PIXELATION HAS LONG been a familiar fig leaf to cover our visual media’s most private parts. Blurred chunks of text or obscured faces and license plates show up on the news, in redacted documents, and online. The technique is nothing fancy, but it has worked well enough, because people can’t see or read through the distortion. The problem, however, is that humans aren’t the only image recognition masters around anymore. As computer vision becomes increasingly robust, it’s starting to see things we can’t.
Researchers at the University of Texas at Austin and Cornell Tech say that they’ve trained a piece of software that can undermine the privacy benefits of standard content-masking techniques like blurring and pixelation by learning to read or see what’s meant to be hidden in images—anything from a blurred house number to a pixelated human face in the background of a photo. And they didn’t even need to painstakingly develop extensive new image uncloaking methodologies to do it. Instead, the team found that mainstream machine learning methods—the process of“training” a computer with a set of example data rather than programming it—lend themselves readily to this type of attack.

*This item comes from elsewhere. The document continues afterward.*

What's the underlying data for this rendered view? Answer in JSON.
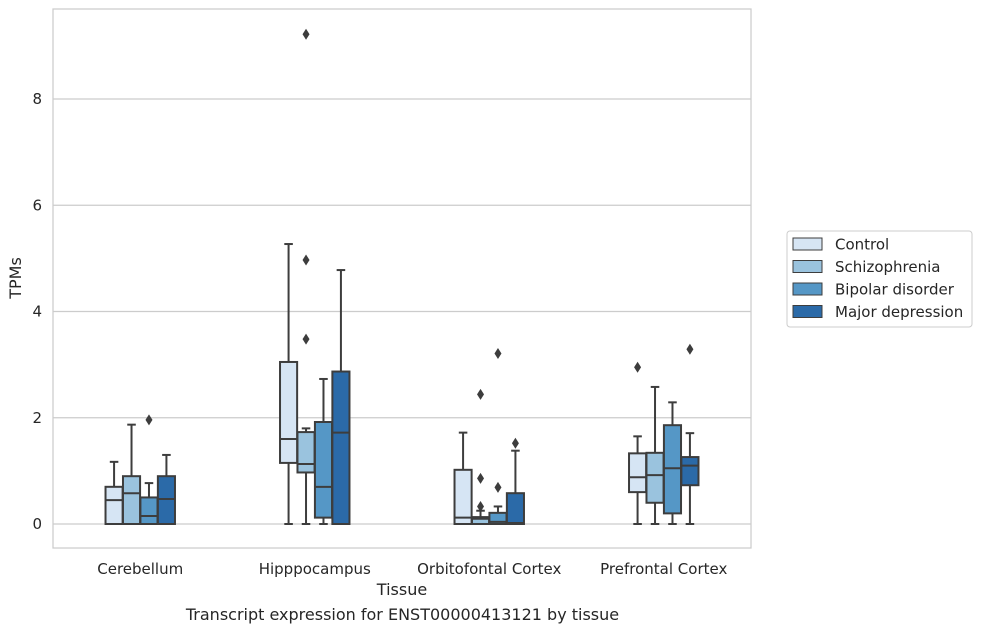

“The techniques we’re using in this paper are very standard in image recognition, which is a disturbing thought,” says Vitaly Shmatikov, one of the authors from Cornell Tech. Since the machine learning methods employed in the research are widely known—to the point that there are tutorials and training manuals online—Shmatikov says it would be possible for a bad actor with a baseline of technical knowledge to carry out these types of attacks. Additionally, more powerful object and facial recognition techniques already exist that could potentially go even further in defeating methods of visual redaction.